AIDynamo: shared node disagg inference by podkidyshev · Pull Request #909 · NVIDIA/cloudai

podkidyshev · 2026-06-02T17:06:51Z

Summary

Adds fork-style shared-node disaggregated AIDynamo on Slurm: if top-level num_nodes is smaller than prefill_worker.num-nodes + decode_worker.num-nodes, prefill and decode role node lists overlap and share the allocated nodes.
Keeps existing separate-node behavior for configs that omit num_nodes; CloudAI still expands the allocation to the role-node sum for backward compatibility.
Splits GPUs per shared node by role: decode gets the first TP * PP GPUs, prefill gets the next TP * PP GPUs, with early validation when the combined role GPU count does not fit.
Offsets per-role worker ports in shared-node mode so decode/prefill workers on the same host do not collide.
Adds a vLLM shared-node scenario with one AIPerf phase and inherited accuracy run enabled.

Config Examples

Separate-node disagg, existing default behavior:

[[Tests]]
id = "test.disagg.separate"
test_name = "vLLM"

  [Tests.cmd_args.dynamo.prefill_worker]
  num-nodes = 1

  [Tests.cmd_args.dynamo.decode_worker]
  num-nodes = 1

Shared-node disagg on two physical nodes:

[[Tests]]
id = "test.disagg.shared"
test_name = "vLLM"
num_nodes = 2

  [Tests.cmd_args.dynamo.prefill_worker]
  num-nodes = 2
    [Tests.cmd_args.dynamo.prefill_worker.args]
    tensor-parallel-size = 4
    pipeline-parallel-size = 1

  [Tests.cmd_args.dynamo.decode_worker]
  num-nodes = 2
    [Tests.cmd_args.dynamo.decode_worker.args]
    tensor-parallel-size = 4
    pipeline-parallel-size = 1

With 8 GPUs per node, this runs decode on GPUs 0-3 and prefill on GPUs 4-7 on each allocated node.

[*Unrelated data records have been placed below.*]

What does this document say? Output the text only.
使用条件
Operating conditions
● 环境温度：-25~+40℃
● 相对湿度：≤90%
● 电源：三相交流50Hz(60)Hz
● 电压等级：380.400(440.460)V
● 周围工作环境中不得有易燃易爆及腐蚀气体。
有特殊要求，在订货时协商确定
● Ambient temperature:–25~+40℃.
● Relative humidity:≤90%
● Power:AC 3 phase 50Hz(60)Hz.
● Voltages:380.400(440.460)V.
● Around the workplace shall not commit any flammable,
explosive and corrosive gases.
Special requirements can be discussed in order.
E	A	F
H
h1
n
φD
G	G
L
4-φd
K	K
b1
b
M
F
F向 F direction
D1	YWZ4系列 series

Explicit node allocation, no real hostnames:

[[Tests]]
id = "test.disagg.shared-explicit"
test_name = "vLLM"
nodes = ["node-a", "node-b"]

  [Tests.cmd_args.dynamo.prefill_worker]
  num-nodes = 2
  nodes = "node-a,node-b"

  [Tests.cmd_args.dynamo.decode_worker]
  num-nodes = 2
  nodes = "node-a,node-b"

Overlapping worker nodes means shared-node mode. Non-overlapping worker nodes remain separate-node mode.

Test Plan

Automated CI
Manual runs

coderabbitai · 2026-06-02T17:06:59Z

No actionable comments were generated in the recent review. 🎉

ℹ️ Recent review info

⚙️ Run configuration

Configuration used: Path: .coderabbit.yaml

Review profile: ASSERTIVE

Plan: Enterprise

Run ID: aec77906-a41d-4d29-93b2-a567546056b0

📥 Commits

Reviewing files that changed from the base of the PR and between 7f72c27 and ca2e0e2.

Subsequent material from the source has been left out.